A government report today may show consumer prices increased 4.46 percent in April from a year earlier, which would be the fastest since September, according to the median estimate of 17 economists surveyed by Bloomberg.

The government may cut spending in order to maintain the deficit at the legal maximum requirement of 3 percent, Yudhoyono said last week. The nation raised its 2012 bond sales target, including sukuk and non-Islamic securities, to Rp 159.6 trillion in the revised budget approved in March, from a previous goal of Rp 134.6 trillion, according to the Finance Ministry’s debt management office.

“The price has corrected because investors see an oversupply,” Akbar Syarief, a Jakarta-based fund manager at PT MNC Asset Management, who helps oversee Rp 1.7 trillion of assets, said in an April 27 interview. “Because fuel prices weren’t raised, the government has a greater need to issue more debt.”

Trading Activity Global sales of securities that comply with Islam’s ban on interest reached $13.3 billion this year from $5.8 billion a year earlier, according to data compiled by Bloomberg. Sales amounted to a record $36.3 billion last year.

Indonesia has been selling Shariah-compliant bonds almost every two weeks since January as it seeks to boost trading activity, prompting the spread over non-Islamic debt to shrink.

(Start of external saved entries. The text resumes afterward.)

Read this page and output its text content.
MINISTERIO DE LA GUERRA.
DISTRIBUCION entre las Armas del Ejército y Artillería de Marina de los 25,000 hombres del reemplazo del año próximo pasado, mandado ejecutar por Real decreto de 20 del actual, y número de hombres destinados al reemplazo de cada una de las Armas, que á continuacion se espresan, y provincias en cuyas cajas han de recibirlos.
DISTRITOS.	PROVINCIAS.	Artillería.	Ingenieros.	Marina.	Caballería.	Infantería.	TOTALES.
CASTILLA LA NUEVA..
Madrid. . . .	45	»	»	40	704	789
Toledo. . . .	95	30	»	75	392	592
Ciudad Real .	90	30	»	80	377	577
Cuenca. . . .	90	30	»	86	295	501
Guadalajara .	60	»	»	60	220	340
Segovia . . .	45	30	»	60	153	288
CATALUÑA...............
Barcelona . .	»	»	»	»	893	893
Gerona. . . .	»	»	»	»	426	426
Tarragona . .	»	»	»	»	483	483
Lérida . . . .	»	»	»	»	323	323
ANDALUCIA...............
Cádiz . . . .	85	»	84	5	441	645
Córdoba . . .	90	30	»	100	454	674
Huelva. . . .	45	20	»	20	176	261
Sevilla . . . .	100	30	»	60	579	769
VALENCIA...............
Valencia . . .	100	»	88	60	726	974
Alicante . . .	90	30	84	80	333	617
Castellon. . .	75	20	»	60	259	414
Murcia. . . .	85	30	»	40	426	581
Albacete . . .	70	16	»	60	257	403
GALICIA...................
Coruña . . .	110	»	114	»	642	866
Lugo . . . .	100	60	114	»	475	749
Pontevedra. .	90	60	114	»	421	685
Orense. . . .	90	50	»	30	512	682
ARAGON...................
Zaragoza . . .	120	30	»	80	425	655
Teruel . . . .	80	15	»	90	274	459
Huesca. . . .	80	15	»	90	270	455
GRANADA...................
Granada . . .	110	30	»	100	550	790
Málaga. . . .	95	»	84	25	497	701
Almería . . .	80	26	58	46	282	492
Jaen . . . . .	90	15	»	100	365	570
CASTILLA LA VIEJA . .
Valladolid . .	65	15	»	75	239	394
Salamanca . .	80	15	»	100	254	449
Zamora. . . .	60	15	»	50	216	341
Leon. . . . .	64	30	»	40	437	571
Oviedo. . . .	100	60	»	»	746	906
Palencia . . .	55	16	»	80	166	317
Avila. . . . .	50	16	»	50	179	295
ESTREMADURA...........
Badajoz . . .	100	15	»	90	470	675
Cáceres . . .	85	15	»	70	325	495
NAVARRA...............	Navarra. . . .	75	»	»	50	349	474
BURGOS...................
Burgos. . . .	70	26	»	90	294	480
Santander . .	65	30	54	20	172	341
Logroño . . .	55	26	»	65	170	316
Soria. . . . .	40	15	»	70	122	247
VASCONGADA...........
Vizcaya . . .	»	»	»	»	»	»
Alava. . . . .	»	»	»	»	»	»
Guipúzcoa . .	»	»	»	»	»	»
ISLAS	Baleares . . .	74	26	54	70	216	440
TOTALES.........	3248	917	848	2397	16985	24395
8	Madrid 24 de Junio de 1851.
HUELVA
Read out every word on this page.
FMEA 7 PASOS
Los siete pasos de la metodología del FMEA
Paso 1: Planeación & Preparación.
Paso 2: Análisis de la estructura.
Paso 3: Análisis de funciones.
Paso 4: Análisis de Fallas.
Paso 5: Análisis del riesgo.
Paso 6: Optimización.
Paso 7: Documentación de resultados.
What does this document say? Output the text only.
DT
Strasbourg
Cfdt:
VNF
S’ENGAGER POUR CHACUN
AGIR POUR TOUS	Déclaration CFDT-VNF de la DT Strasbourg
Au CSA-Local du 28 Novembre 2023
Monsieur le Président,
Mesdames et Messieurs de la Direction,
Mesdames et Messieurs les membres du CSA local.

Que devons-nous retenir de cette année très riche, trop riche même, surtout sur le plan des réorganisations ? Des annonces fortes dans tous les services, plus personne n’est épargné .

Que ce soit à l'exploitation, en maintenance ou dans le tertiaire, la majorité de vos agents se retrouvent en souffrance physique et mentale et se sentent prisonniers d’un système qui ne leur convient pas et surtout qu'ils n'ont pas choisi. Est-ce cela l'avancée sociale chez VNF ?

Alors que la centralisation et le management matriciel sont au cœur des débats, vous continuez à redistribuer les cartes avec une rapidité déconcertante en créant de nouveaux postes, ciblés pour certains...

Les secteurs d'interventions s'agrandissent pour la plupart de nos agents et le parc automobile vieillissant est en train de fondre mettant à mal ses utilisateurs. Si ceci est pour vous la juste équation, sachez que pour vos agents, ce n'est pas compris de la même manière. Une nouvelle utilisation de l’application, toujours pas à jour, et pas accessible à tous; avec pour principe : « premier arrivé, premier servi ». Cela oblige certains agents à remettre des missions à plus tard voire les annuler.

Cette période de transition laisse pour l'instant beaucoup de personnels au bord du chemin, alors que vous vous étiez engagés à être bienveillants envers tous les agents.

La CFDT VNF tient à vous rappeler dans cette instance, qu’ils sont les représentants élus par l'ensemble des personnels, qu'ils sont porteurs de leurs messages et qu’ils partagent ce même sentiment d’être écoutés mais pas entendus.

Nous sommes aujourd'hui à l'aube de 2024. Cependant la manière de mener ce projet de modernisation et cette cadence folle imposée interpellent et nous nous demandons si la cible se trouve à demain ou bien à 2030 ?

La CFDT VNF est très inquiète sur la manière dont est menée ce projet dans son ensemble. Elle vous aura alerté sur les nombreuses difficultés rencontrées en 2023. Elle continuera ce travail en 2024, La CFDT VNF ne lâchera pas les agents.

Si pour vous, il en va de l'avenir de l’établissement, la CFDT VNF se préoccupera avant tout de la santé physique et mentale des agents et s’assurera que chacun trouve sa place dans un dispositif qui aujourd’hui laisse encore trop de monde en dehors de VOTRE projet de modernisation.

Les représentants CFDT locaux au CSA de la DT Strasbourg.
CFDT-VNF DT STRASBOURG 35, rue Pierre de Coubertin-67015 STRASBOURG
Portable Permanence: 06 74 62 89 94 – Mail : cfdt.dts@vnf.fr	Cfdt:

The yield premium that investors demand on the 8.8 percent sukuk due 2014 over 10.375 percent securities due in May 2014 was 37 basis points on April 30, from last year’s high of 59 basis points on Oct. 20, according to data compiled by Bloomberg.

“As liquidity improves, we expect the price to become more aligned with conventional bonds,” Teddy Satriadi, head of fixed income at PT Bank Negara Indonesia in Jakarta, said in an April 30 interview. “There is no reason for the sukuk yield to be far above the conventional as the risk profile is identical.”

Inflation Forecast Islamic securities worldwide returned 3.1 percent in 2012, according to the HSBC/Nasdaq Dubai US Dollar Sukuk Index, while emerging-market debt gained 6.4 percent, JP Morgan Chase & Co.’s EMBI Global Composite Index shows.

Average yields on Shariah-compliant debt declined three basis points to 3.59 percent last month through April 27, according to the HSBC/Nasdaq index. The difference between the average yield and the London interbank offered rate, or Libor, narrowed five basis points to 243 basis points.

Lawmakers turned down the administration’s bid to boost fuel prices by 33 percent on March 31, a move that would have resulted in inflation of 6.6 percent in 2012, Bank Indonesia Governor Darmin Nasution forecast. The Southeast Asian nation is now proposing to restrict subsidized gasoline sales from this month.

Perry Warjiyo, director for economic and monetary-policy research at the central bank, predicted on April 23 this would result in consumer-price gains of 4.7 percent this year. “Yields will remain near this level for the next one or two months as long as the fuel policy hasn’t been decided on,” MNC Asset’s Syarief said.

“Yields would surge if fuel prices are raised and inflation quickens, but not for long as investors would see it as a time to return to the market.”